Looking through the reviews, I am a litte lost on which one would work well for me, if any. I am wanting to offer the media and others some conclusions of the data I have gathered for my clients over the past 10 years. Can you help?
What is the best product for processing large data sets (50MM rows, 20 fields) in batch mode, very efficiently? What do you recommend for real time processing? How much does SAS Enterprise Miner costs? Is it worth it?
I am not very experienced in competing statistical and data mining softwares, but we have review demonstrating, STATISTICA Data Miner is about twice faster in comparison to SAS Enterprise miner.
If I remember, SDM even costs substantially less than SAS EM. I am consultant of StatSoft of Czech Republic, therefore, I am not objective, of course.. :-)
We use a combination of SQL Server and R. SQL Server because of its Relational DBMS technology is very fast in sifting thro' millions of records and processing them on the fly. Its good for aggregations, math calculations, cleaning, de-duping etc. either on a single data set of by joining multiple data sets with a primary foreign key.
Once the data is prepared using SQL Server, we read it into R for doing any statistical mining.

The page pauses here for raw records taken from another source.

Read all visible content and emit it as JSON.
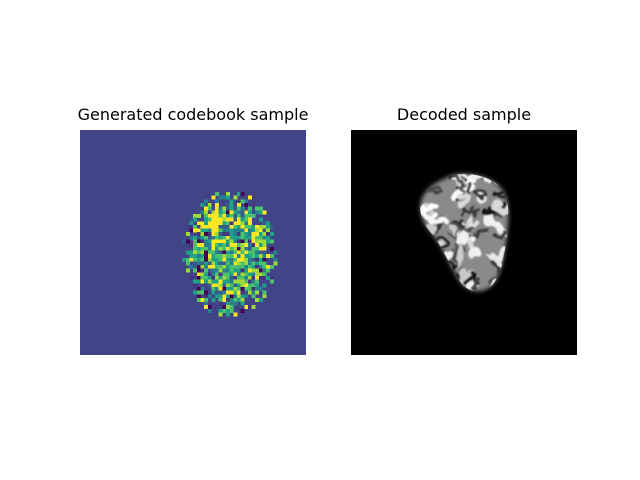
{
  "left_panel": {
    "title": "Generated codebook sample",
    "colormap": "viridis",
    "background_color": "#414487"
  },
  "right_panel": {
    "title": "Decoded sample",
    "colormap": "gray",
    "background_color": "#000000"
  }
}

Some analysis require data in a multi-dimensional matrix (e.g., array[1000,400,3]) for which R is good. These two products can be integrated seamlessly without the need of extracting the processed data into an intermediate file. Also if the raw data is in flat files or some other format, it can easily (and automatically) be coded to read into SQL Server every time there is a change in the input data set.
SQL Server is affordable. R is free. The cost is nothing compared to SAS or Statistica. Also now there are mining algorithms built into SQL Server suite called SQL Server Analysis Services.
I tried to run market basket analysis using R but because of memory limitation, it didn't go through. I know that SQL Server Analysis Services comes with this analysis and I am curious if you have done this kind of analysis using SQL Server Analysis Services. Did you ever have problem with R because your data was too big for R to handle?
great Kiran! what library do you use on r? i have the same setup as yours, having ms sql server. and i dont like data mining on ms sql as the implementation of regression model is in neural network, which makes explanation of statistical model very difficult.